With the rise in engineered biomolecular devices, there is an increased need for tailor-made biological sequences. Often, many similar biological sequences need to be made for a specific application meaning numerous, sometimes prohibitively expensive, lab experiments are necessary for their optimization. This paper presents a transfer learning design of experiments workflow to make this development feasible. By combining a transfer learning surrogate model with Bayesian optimization, we show how the total number of experiments can be reduced by sharing information between optimization tasks.
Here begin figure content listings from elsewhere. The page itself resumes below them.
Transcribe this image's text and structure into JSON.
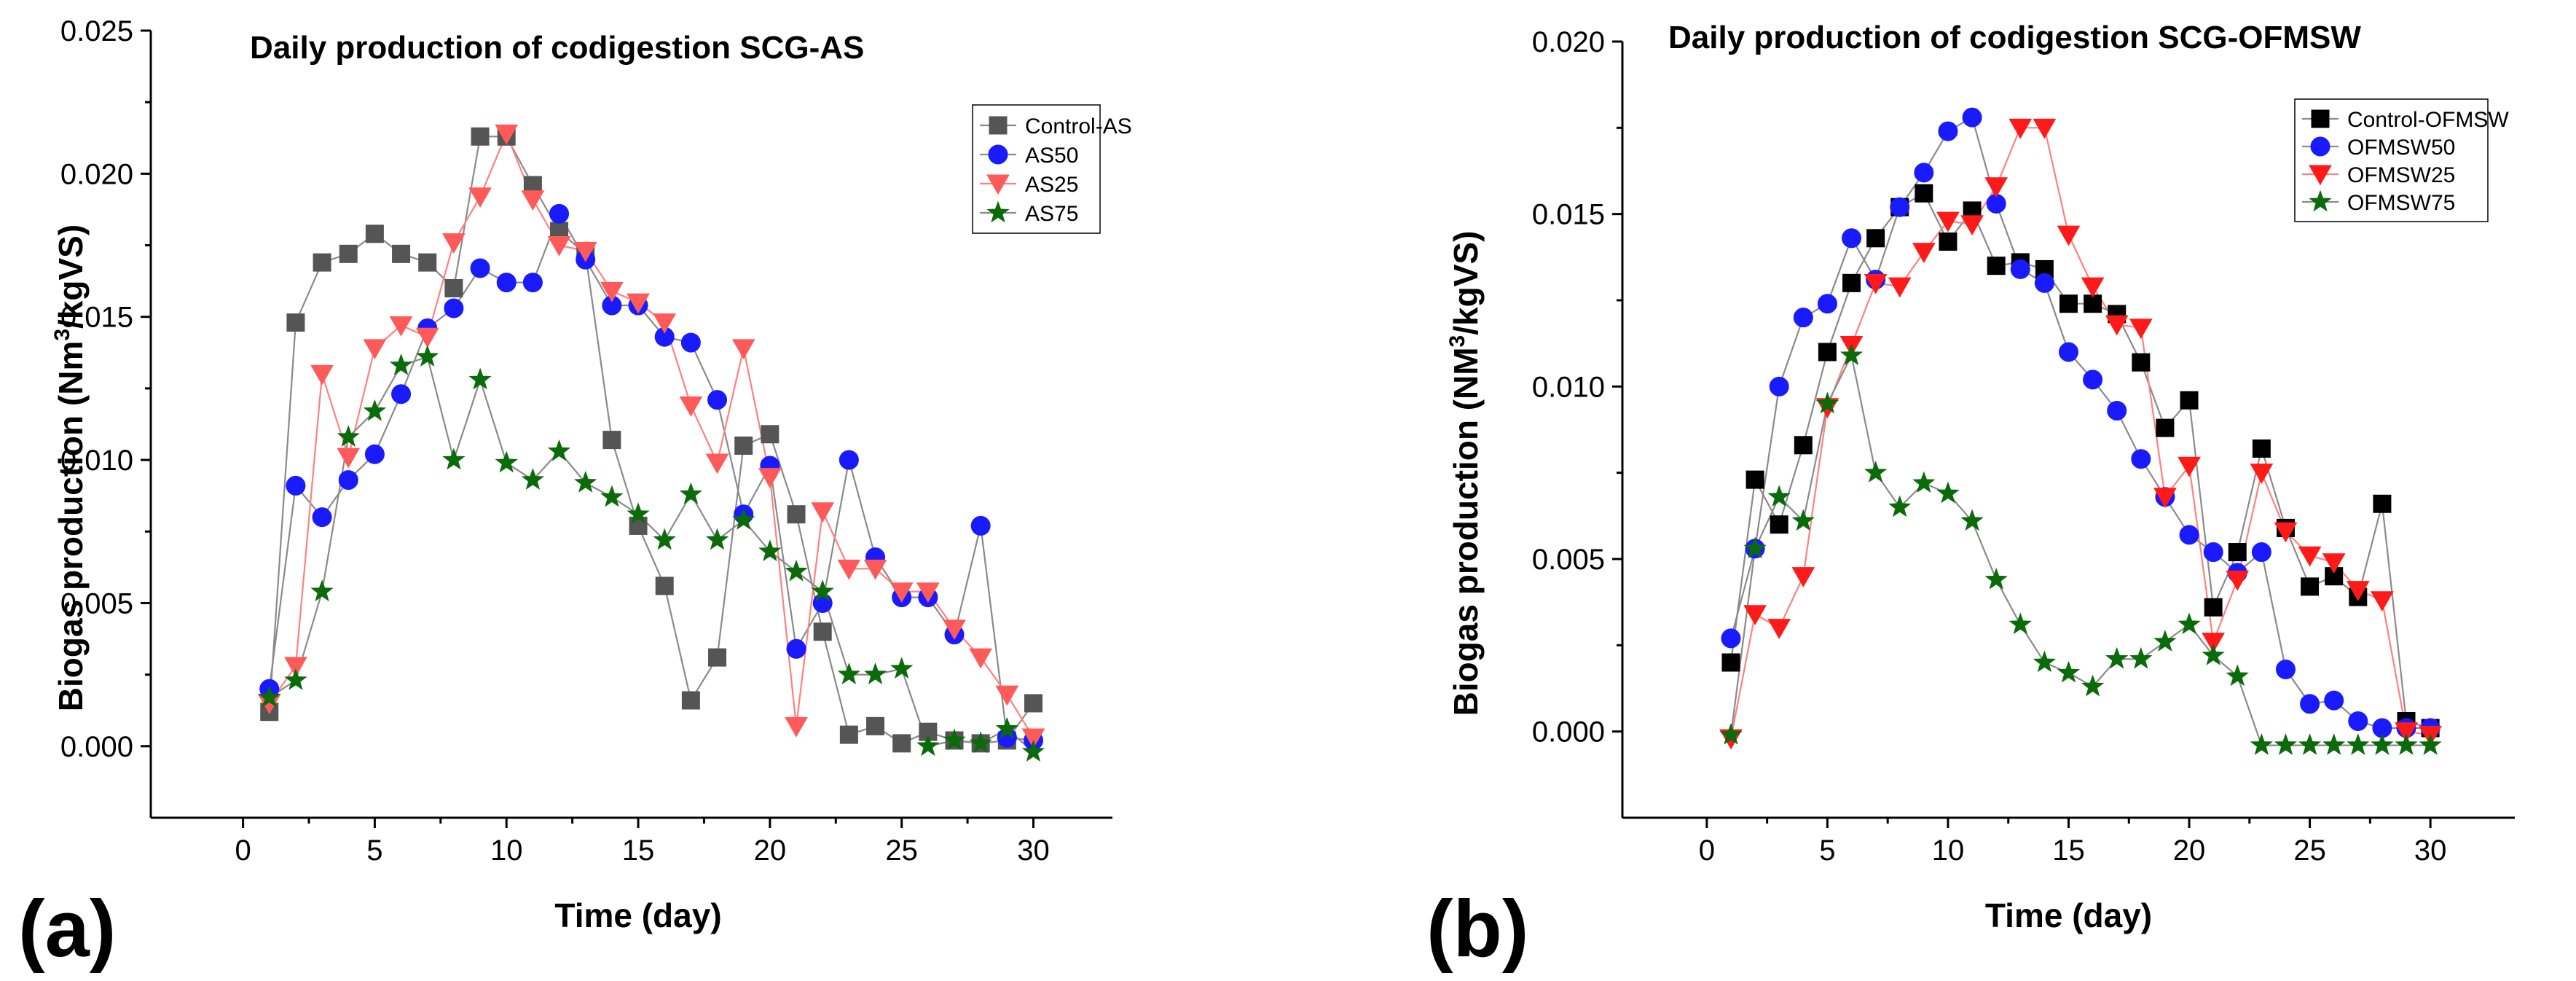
{
  "chart_data": [
    {
      "panel_label": "(a)",
      "type": "line",
      "title": "Daily production of codigestion SCG-AS",
      "xlabel": "Time (day)",
      "ylabel_prefix": "Biogas production (Nm",
      "ylabel_sup": "3",
      "ylabel_suffix": "/kgVS)",
      "xlim": [
        -3.5,
        33
      ],
      "ylim": [
        -0.0025,
        0.025
      ],
      "xticks": [
        0,
        5,
        10,
        15,
        20,
        25,
        30
      ],
      "xtick_labels": [
        "0",
        "5",
        "10",
        "15",
        "20",
        "25",
        "30"
      ],
      "yticks": [
        0,
        0.005,
        0.01,
        0.015,
        0.02,
        0.025
      ],
      "ytick_labels": [
        "0.000",
        "0.005",
        "0.010",
        "0.015",
        "0.020",
        "0.025"
      ],
      "grid": false,
      "legend_position": "top-right",
      "x": [
        1,
        2,
        3,
        4,
        5,
        6,
        7,
        8,
        9,
        10,
        11,
        12,
        13,
        14,
        15,
        16,
        17,
        18,
        19,
        20,
        21,
        22,
        23,
        24,
        25,
        26,
        27,
        28,
        29,
        30
      ],
      "series": [
        {
          "name": "Control-AS",
          "color": "#555555",
          "line_color": "#8a8a8a",
          "marker": "square",
          "values": [
            0.0012,
            0.0148,
            0.0169,
            0.0172,
            0.0179,
            0.0172,
            0.0169,
            0.016,
            0.0213,
            0.0213,
            0.0196,
            0.018,
            0.0172,
            0.0107,
            0.0077,
            0.0056,
            0.0016,
            0.0031,
            0.0105,
            0.0109,
            0.0081,
            0.004,
            0.0004,
            0.0007,
            0.0001,
            0.0005,
            0.0002,
            0.0001,
            0.0002,
            0.0015
          ]
        },
        {
          "name": "AS50",
          "color": "#1a1aff",
          "line_color": "#8a8a8a",
          "marker": "circle",
          "values": [
            0.002,
            0.0091,
            0.008,
            0.0093,
            0.0102,
            0.0123,
            0.0146,
            0.0153,
            0.0167,
            0.0162,
            0.0162,
            0.0186,
            0.017,
            0.0154,
            0.0154,
            0.0143,
            0.0141,
            0.0121,
            0.0081,
            0.0098,
            0.0034,
            0.005,
            0.01,
            0.0066,
            0.0052,
            0.0052,
            0.0039,
            0.0077,
            0.0003,
            0.0002
          ]
        },
        {
          "name": "AS25",
          "color": "#ff5a5a",
          "line_color": "#ff8080",
          "marker": "triangle-down",
          "values": [
            0.0015,
            0.0028,
            0.013,
            0.0101,
            0.0139,
            0.0147,
            0.0143,
            0.0176,
            0.0192,
            0.0214,
            0.0191,
            0.0175,
            0.0173,
            0.0159,
            0.0155,
            0.0148,
            0.0119,
            0.0099,
            0.0139,
            0.0094,
            0.0007,
            0.0082,
            0.0062,
            0.0062,
            0.0054,
            0.0054,
            0.0041,
            0.0031,
            0.0018,
            0.0003
          ]
        },
        {
          "name": "AS75",
          "color": "#0b6b0b",
          "line_color": "#8a8a8a",
          "marker": "star",
          "values": [
            0.0017,
            0.0023,
            0.0054,
            0.0108,
            0.0117,
            0.0133,
            0.0136,
            0.01,
            0.0128,
            0.0099,
            0.0093,
            0.0103,
            0.0092,
            0.0087,
            0.0081,
            0.0072,
            0.0088,
            0.0072,
            0.0079,
            0.0068,
            0.0061,
            0.0054,
            0.0025,
            0.0025,
            0.0027,
            0.0,
            0.0002,
            0.0001,
            0.0006,
            -0.0002
          ]
        }
      ]
    },
    {
      "panel_label": "(b)",
      "type": "line",
      "title": "Daily production of codigestion SCG-OFMSW",
      "xlabel": "Time (day)",
      "ylabel_prefix": "Biogas production (NM",
      "ylabel_sup": "3",
      "ylabel_suffix": "/kgVS)",
      "xlim": [
        -3.5,
        33.5
      ],
      "ylim": [
        -0.0025,
        0.02
      ],
      "xticks": [
        0,
        5,
        10,
        15,
        20,
        25,
        30
      ],
      "xtick_labels": [
        "0",
        "5",
        "10",
        "15",
        "20",
        "25",
        "30"
      ],
      "yticks": [
        0,
        0.005,
        0.01,
        0.015,
        0.02
      ],
      "ytick_labels": [
        "0.000",
        "0.005",
        "0.010",
        "0.015",
        "0.020"
      ],
      "grid": false,
      "legend_position": "top-right",
      "x": [
        1,
        2,
        3,
        4,
        5,
        6,
        7,
        8,
        9,
        10,
        11,
        12,
        13,
        14,
        15,
        16,
        17,
        18,
        19,
        20,
        21,
        22,
        23,
        24,
        25,
        26,
        27,
        28,
        29,
        30
      ],
      "series": [
        {
          "name": "Control-OFMSW",
          "color": "#000000",
          "line_color": "#8a8a8a",
          "marker": "square",
          "values": [
            0.002,
            0.0073,
            0.006,
            0.0083,
            0.011,
            0.013,
            0.0143,
            0.0152,
            0.0156,
            0.0142,
            0.0151,
            0.0135,
            0.0136,
            0.0134,
            0.0124,
            0.0124,
            0.0121,
            0.0107,
            0.0088,
            0.0096,
            0.0036,
            0.0052,
            0.0082,
            0.0059,
            0.0042,
            0.0045,
            0.0039,
            0.0066,
            0.0003,
            0.0001
          ]
        },
        {
          "name": "OFMSW50",
          "color": "#1a1aff",
          "line_color": "#8a8a8a",
          "marker": "circle",
          "values": [
            0.0027,
            0.0053,
            0.01,
            0.012,
            0.0124,
            0.0143,
            0.0131,
            0.0152,
            0.0162,
            0.0174,
            0.0178,
            0.0153,
            0.0134,
            0.013,
            0.011,
            0.0102,
            0.0093,
            0.0079,
            0.0068,
            0.0057,
            0.0052,
            0.0046,
            0.0052,
            0.0018,
            0.0008,
            0.0009,
            0.0003,
            0.0001,
            0.0001,
            0.0001
          ]
        },
        {
          "name": "OFMSW25",
          "color": "#ff1a1a",
          "line_color": "#ff8080",
          "marker": "triangle-down",
          "values": [
            -0.0002,
            0.0034,
            0.003,
            0.0045,
            0.0094,
            0.0112,
            0.013,
            0.0129,
            0.0139,
            0.0148,
            0.0147,
            0.0158,
            0.0175,
            0.0175,
            0.0144,
            0.0129,
            0.0118,
            0.0117,
            0.0068,
            0.0077,
            0.0026,
            0.0044,
            0.0075,
            0.0058,
            0.0051,
            0.0049,
            0.0041,
            0.0038,
            0.0,
            -0.0001
          ]
        },
        {
          "name": "OFMSW75",
          "color": "#0b6b0b",
          "line_color": "#8a8a8a",
          "marker": "star",
          "values": [
            -0.0001,
            0.0053,
            0.0068,
            0.0061,
            0.0095,
            0.0109,
            0.0075,
            0.0065,
            0.0072,
            0.0069,
            0.0061,
            0.0044,
            0.0031,
            0.002,
            0.0017,
            0.0013,
            0.0021,
            0.0021,
            0.0026,
            0.0031,
            0.0022,
            0.0016,
            -0.0004,
            -0.0004,
            -0.0004,
            -0.0004,
            -0.0004,
            -0.0004,
            -0.0004,
            -0.0004
          ]
        }
      ]
    }
  ]
}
We demonstrate the reduction in the number of experiments using data from the development of DNA competitors for use in an amplification-based diagnostic assay. We use cross-validation to compare the predictive accuracy of different transfer learning models, and then compare the performance of the models for both single objective and penalized optimization tasks.

翻译：随着工程化生物分子器件的发展，对定制化生物序列的需求日益增长。针对特定应用常需制备大量相似生物序列，这意味着需要多次（有时成本极高）实验室实验来完成优化。本文提出一种迁移学习实验设计工作流程，使此类开发具有可行性。通过将迁移学习代理模型与贝叶斯优化相结合，我们展示了如何通过优化任务间的信息共享来减少实验总次数。我们利用基于扩增的诊断检测中竞争性DNA分子的开发数据，验证了实验次数的降低效果。通过交叉验证比较不同迁移学习模型的预测精度，并在单目标优化与惩罚性优化任务中对比各模型的性能表现。